Eu só queria saber de ti. O que você anda fazendo, como alcançou algumas coisas, como as realiza, se está feliz, se quer ter filhos, ou nem pensar. Sabia que era só isso? Nada mais. Apenas uma vontade de estar perto. Como escrevi outro dia, bobamente, num dos vários rascunhos do Gmail: quero estar junto, quero me apaixonar também, quero saber como é – e, na verdade, entendi porque é que ele se apaixonou por você, antes de se apaixonar por mim. Somos praticamente a quadrilha do Drummond, onde você o amou (e ele a amou), ele me ama (e eu o amo), eu amo você.

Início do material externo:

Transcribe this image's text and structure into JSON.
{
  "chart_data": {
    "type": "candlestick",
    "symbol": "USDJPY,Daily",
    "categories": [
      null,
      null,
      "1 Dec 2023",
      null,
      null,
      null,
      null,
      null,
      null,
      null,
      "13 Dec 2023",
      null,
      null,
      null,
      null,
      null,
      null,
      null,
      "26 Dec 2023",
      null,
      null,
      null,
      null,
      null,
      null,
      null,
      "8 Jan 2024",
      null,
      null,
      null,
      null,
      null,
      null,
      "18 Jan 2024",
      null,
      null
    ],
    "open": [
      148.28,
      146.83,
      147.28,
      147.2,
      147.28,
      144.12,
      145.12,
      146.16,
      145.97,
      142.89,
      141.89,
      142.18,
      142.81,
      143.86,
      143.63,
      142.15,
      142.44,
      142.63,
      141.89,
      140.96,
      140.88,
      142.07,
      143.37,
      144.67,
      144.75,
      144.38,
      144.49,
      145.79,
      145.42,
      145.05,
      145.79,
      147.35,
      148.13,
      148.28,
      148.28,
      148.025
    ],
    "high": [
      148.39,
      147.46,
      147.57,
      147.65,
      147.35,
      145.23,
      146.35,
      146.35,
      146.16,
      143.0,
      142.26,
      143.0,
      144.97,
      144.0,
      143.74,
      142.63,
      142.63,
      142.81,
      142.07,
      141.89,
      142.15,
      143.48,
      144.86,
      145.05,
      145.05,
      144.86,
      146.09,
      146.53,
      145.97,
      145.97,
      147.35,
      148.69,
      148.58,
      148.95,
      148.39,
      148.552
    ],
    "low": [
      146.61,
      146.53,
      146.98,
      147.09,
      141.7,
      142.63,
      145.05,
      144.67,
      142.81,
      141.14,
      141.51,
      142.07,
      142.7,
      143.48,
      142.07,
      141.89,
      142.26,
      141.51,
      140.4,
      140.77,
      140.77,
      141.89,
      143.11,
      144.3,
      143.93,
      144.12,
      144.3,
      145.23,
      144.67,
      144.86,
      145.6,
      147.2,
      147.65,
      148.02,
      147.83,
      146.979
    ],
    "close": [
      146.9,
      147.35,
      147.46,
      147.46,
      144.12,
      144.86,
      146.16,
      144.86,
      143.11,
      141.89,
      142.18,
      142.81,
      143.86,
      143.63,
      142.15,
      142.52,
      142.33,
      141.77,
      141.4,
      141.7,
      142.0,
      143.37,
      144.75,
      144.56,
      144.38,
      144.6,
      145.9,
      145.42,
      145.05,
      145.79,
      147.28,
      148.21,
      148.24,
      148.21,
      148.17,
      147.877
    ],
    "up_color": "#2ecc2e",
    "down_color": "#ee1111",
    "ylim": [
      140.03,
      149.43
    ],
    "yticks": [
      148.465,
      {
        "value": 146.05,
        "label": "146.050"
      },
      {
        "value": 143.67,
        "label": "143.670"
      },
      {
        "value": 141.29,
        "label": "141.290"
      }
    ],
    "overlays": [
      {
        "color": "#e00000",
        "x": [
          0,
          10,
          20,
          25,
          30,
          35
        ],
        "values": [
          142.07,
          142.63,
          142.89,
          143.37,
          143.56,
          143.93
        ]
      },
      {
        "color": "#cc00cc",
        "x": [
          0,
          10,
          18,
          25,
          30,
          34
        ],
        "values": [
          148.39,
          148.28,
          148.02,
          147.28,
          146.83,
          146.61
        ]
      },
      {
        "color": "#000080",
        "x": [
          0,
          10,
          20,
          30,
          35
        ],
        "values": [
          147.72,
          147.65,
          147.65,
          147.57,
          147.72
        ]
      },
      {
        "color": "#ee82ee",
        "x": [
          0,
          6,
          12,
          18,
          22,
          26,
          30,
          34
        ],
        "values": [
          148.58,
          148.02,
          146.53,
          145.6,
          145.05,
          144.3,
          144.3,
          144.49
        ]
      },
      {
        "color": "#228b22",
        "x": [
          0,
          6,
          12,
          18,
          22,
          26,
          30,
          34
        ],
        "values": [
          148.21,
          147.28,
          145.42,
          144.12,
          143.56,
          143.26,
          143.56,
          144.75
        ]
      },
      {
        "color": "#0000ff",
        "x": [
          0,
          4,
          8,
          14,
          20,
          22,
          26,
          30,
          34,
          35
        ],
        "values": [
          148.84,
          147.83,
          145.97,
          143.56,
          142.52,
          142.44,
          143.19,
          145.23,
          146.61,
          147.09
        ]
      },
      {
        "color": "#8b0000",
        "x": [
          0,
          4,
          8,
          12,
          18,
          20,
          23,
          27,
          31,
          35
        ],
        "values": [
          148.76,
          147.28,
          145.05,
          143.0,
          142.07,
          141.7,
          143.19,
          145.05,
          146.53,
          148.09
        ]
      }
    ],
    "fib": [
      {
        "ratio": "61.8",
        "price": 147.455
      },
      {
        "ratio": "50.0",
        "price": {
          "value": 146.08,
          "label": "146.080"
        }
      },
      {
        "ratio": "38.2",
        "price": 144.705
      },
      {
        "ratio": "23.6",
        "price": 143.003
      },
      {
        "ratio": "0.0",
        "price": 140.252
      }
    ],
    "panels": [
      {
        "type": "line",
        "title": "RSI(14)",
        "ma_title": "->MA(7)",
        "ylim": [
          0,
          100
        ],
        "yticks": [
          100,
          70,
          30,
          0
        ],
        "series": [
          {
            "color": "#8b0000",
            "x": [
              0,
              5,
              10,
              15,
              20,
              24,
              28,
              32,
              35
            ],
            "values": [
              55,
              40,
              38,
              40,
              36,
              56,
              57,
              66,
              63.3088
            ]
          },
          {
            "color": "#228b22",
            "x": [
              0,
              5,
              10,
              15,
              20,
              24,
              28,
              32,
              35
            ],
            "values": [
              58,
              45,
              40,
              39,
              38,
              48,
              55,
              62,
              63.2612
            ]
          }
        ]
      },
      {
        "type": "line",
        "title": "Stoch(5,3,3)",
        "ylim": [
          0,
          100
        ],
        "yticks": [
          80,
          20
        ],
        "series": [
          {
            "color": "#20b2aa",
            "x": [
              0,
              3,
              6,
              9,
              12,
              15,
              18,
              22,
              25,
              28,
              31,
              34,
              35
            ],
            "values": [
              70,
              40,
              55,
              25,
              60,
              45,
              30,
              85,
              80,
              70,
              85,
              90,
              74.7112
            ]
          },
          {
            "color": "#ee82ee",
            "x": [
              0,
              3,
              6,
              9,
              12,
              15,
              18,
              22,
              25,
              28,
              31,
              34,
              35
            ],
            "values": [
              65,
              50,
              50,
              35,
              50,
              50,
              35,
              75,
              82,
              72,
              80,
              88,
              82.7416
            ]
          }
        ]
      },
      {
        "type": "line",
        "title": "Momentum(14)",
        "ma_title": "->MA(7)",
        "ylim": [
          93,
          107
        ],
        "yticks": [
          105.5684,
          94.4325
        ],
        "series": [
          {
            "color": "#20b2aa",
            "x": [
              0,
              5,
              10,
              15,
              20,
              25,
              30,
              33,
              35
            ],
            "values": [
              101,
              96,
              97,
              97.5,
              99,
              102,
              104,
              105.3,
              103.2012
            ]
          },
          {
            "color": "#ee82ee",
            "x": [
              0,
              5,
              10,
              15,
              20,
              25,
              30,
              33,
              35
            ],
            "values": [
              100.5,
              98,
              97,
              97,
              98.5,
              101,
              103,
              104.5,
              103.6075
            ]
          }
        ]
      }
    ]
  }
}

Já deu pra ver que não somos quadrilha nenhuma… 

Mas não precisa fugir, nem criar esta distância. Todos sabem que você é foda, linda, alta, tem cabelos bonitos, é esperta, sabe viver, se virar. Todos sabem de sua autonomia e de sua sorte em ter tanto, tão nova ainda. Nunca foi necessária esta tua ojeriza. Eu nunca iria querer diminuí-la, talvez no máximo endeusá-la. Idealizá-la de uma forma bem torta e exagerada. Mas era isso o que eu tinha a oferecer. Minha admiração. 

Daí fico eu, aqui, me obrigando a entendê-la, a compreender sua resistência. Me obrigo a seguir sem uma pessoa interessante em minha vida, mas tudo bem, a gente se vira, é só questão de saber aceitar um “não”. Dizem que os homens estão tão habituados a recebê-los, não é? Pelo visto eu não estou, e me dói, como mulher. Mas a cada dia dói um pouquinho menos, pois a cada dia que passa te entendo mais e acabo te respeitando mais. Te humanizando mais, vou me libertando. 

Relaxa, gata, eu só queria mesmo é sentir aquele cheiro ruim do seu cigarro. Aquele cheiro que se mistura com pele, saliva e bafo, mais perto de mim. Na verdade queria saber se deduzi certo; queria ter a certeza de que seu cheiro é mesmo assim, ou se é um pouco diferente. 

No final é só isso: eu apenas adoraria acender um de seus cigarros. 

Guidi Vieira, do Rio de Janeiro, é cantora, compositora e atriz.